MIB chairman Chris Hansen briefed the media during a teleconference yesterday and said that the incident “evolved” from three causes:

  • Inorganic materials causing blockage of the drum holes in the spacesuit’s water separator, causing water to spill into the vent loop;
  • The NASA team’s lack of knowledge regarding this particular failure mode, which led to a delay in recognizing the severity of the event; and
  • Misdiagnosis of this suit failure when it occurred on EVA 22.
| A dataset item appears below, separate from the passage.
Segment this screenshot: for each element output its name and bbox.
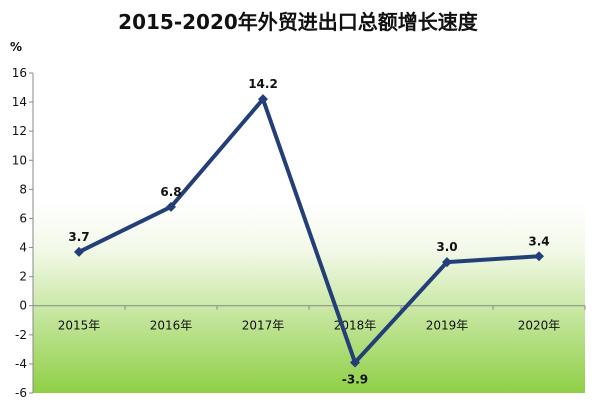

The report lists the following five root causes “at the organizational level”:

  • Program emphasis was to maximize crew time on orbit for utilization;
  • ISS Community perception was that drink bags leak;
  • Flight Control Team’s perception of the anomaly report process as being resource intensive made them reluctant to invoke it;
  • No one applied knowledge of the physics of water behavior in zero-g to water coming from the PLSS vent loop; and
  • The occurrence of minor amounts of water in the helmet was normalized

The MIB made 49 recommendations categorized as Level 1, 2 or 3 in priority.  It said that all 16 Level 1 (highest priority) recommendations should be completed prior to allowing “planned” EVAs.

ISS Program Manager Mike Suffredini said during yesterday’s teleconference that all Level 1 and most Level 2 recommendations would be completed before planned EVAs resume, hopefully in the July/August time frame, and the remainder would be completed by the end of the year.

Planned EVAs are in contrast to “contingency” EVAs necessitated by circumstances.  Astronauts have already conducted two contingency EVAs to repair a malfunctioning ISS coolant loop.  Hansen said those two EVAs, in December 2013, were “planned with full cooperation between the ISS Program and the MIB.”

The MIB report and briefing slides and an audio recording of yesterday’s teleconference are available on NASA’s space station news website.